I was a third year medical student. My uncle Harvey was in the hospital across the street suffering with the very kind of cancer he was trying to cure. I was pregnant with my second child. The sun was brilliant and the sky iridescent blue over Lake Michigan. Out of nowhere, a classmate came running down the hall and announced “Guys, someone just flew a plane into the World Trade Center!!” We all looked at him, paused for a moment, and then continued to discuss the patient in the curtained stall.
I turned to my classmate and whispered “Someone has just declared war against us.” He stared at me blankly, and eventually our supervising physician, finally acknowledging the chaos rising around us, stopped rounds and released us for the morning.
Walking down West Harrison Street towards my school, I became more and more tense. People were shouting. Crying. Running. I entered the student lounge, just in time to watch a plane fly into the Pentagon. And then I panicked. I cried and shrieked and really, just, freaked out.
My parents live 19 miles from Washington D.C. At the time, my 4 cousins, and youngest uncle, as well as 5 of my best friends lived in Manhattan. I lost friends the World Trade Center bombing. The chaos, logistically and emotionally, of that day, were real, and tragic, and the continuing consequences have been even more horrid.
2000 dead. Maybe 6000 injured. Hundreds of firefighters and police heroically sacrificed their lives and health attempting to rescue the victims of the terrorist attack. The wars we launched in the wake of the attacks have killed tens of thousands of Americans.
I mourn those. I do.
But I have a question.
Why are we not mourning the dead Americans dying needlessly every day because they simply can’t get medical care?
In 2002, just 8 months after the 9/11 attacks, 18,000 deaths were blamed on lack of health insurance. Four years later, 22,000 deaths were blamed on lack of health insurance. And two years ago, 45,000 Americans died because they lacked health insurance. As we approach the end of 2011, this number almost certainly totals more than 100,000 dead due to lack of health insurance.
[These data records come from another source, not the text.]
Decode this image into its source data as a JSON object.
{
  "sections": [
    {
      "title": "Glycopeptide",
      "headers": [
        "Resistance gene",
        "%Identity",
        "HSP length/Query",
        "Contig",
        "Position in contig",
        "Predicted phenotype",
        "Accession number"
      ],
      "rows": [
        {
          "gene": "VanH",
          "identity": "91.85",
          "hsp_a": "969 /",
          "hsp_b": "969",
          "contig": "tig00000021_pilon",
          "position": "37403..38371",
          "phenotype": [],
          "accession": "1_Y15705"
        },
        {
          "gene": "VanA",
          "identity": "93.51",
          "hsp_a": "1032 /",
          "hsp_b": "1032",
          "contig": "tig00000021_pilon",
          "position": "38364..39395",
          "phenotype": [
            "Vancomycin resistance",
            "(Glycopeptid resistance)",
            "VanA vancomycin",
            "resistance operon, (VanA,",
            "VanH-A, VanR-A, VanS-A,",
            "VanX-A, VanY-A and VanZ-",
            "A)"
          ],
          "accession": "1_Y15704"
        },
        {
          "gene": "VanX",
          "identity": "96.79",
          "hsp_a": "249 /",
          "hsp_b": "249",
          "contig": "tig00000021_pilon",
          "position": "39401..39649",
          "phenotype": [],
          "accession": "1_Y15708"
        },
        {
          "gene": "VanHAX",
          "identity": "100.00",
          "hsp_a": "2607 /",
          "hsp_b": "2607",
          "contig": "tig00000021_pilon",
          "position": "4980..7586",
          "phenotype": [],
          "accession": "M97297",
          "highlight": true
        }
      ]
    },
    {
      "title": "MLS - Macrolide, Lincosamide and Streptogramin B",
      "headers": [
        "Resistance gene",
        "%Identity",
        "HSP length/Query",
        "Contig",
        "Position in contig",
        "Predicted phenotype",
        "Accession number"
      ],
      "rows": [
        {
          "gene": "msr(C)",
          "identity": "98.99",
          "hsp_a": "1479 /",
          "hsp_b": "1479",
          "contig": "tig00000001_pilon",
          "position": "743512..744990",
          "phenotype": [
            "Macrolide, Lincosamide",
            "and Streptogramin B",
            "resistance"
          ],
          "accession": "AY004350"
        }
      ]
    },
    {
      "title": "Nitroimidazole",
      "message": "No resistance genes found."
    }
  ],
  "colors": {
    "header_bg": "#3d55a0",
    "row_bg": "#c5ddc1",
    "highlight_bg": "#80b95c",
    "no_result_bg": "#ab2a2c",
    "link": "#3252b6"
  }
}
The terrorist attack on 9/11 killed thousands of innocent human beings, and turned us into a nation at war against an invisible enemy. It turned a maverick nation into one infused with psychic and physical barricades. It was tragic for the immediate loss of lives, and for the ongoing damage to our national psyche.
I mourn that...
And also, every day, I mourn the 80,000 Americans, dead, because we are waging war against ourselves, every day. We are allowing our neighbors to die because we don’t have the national will to solve our health care crisis.